I find myself reflecting much on the individuals who I meet in my medico-legal practice. I am constantly reminded of the tremendous variance in the experience of people.  Being compassionate is so important in this work; being confident in one’s opinion is important to the integrity of expert psychiatric testimony.  So too is the confidence to seek peer support when necessary. Most of all, it is important to remember how stressful the experience of being a party to legal proceedings is for everybody. Whether the subject is a claimant, a defendant, a respondent, an appellant or a patient, the journey is often all-consuming and sometimes, like nothing they have experienced before. Recognising this burden is important when assessing subjects to legal proceedings because it ensures that an expert may address his or work with empathy and humility. Being able to work impartially and to uphold the duty to the court is such an important value and guiding moral principle and ensures that my approach is balanced, fair and compassionate.”

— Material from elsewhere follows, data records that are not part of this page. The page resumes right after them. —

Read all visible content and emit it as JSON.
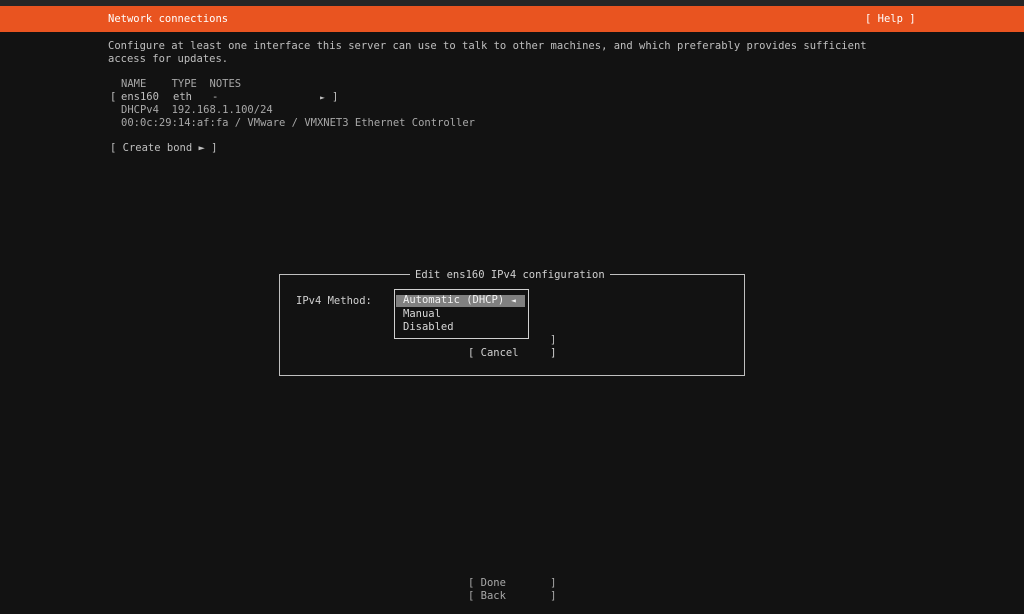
{
  "header": {
    "title": "Network connections",
    "help_label": "[ Help ]"
  },
  "description": {
    "line1": "Configure at least one interface this server can use to talk to other machines, and which preferably provides sufficient",
    "line2": "access for updates."
  },
  "interfaces": {
    "header_row": "NAME    TYPE  NOTES",
    "row_open_bracket": "[",
    "row_name": "ens160",
    "row_type": "eth",
    "row_notes": "-",
    "row_arrow": "►",
    "row_close_bracket": "]",
    "dhcp_line": "DHCPv4  192.168.1.100/24",
    "hw_line": "00:0c:29:14:af:fa / VMware / VMXNET3 Ethernet Controller"
  },
  "create_bond_label": "[ Create bond ► ]",
  "dialog": {
    "title": "Edit ens160 IPv4 configuration",
    "method_label": "IPv4 Method:",
    "options": [
      "Automatic (DHCP)",
      "Manual",
      "Disabled"
    ],
    "selected_option": "Automatic (DHCP)",
    "selected_arrow": "◄",
    "save_fragment": "]",
    "cancel_label": "[ Cancel     ]"
  },
  "footer": {
    "done_label": "[ Done       ]",
    "back_label": "[ Back       ]"
  },
  "colors": {
    "accent": "#e95420",
    "background": "#121212",
    "text": "#bfbfbf"
  }
}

“Being an effective expert witness psychiatrist requires much self-discipline. As with legal professionals, expert witnesses who maintain sizeable medicolegal caseloads, need to be confident in their ability to manage tight deadlines and changing demands. Being able to deliver on time is one thing, but being able to commit to timely communication is often just as important. Parties to legal proceedings need to feel confident that case progression is assured and whne difficulties do arise, that indiviudals have the proper time to address these to avoid further delay. Despite the long hours I work, I would not want to do any other job. I am committed to working in this capacity and which is why I continuously develop my expertise and service.”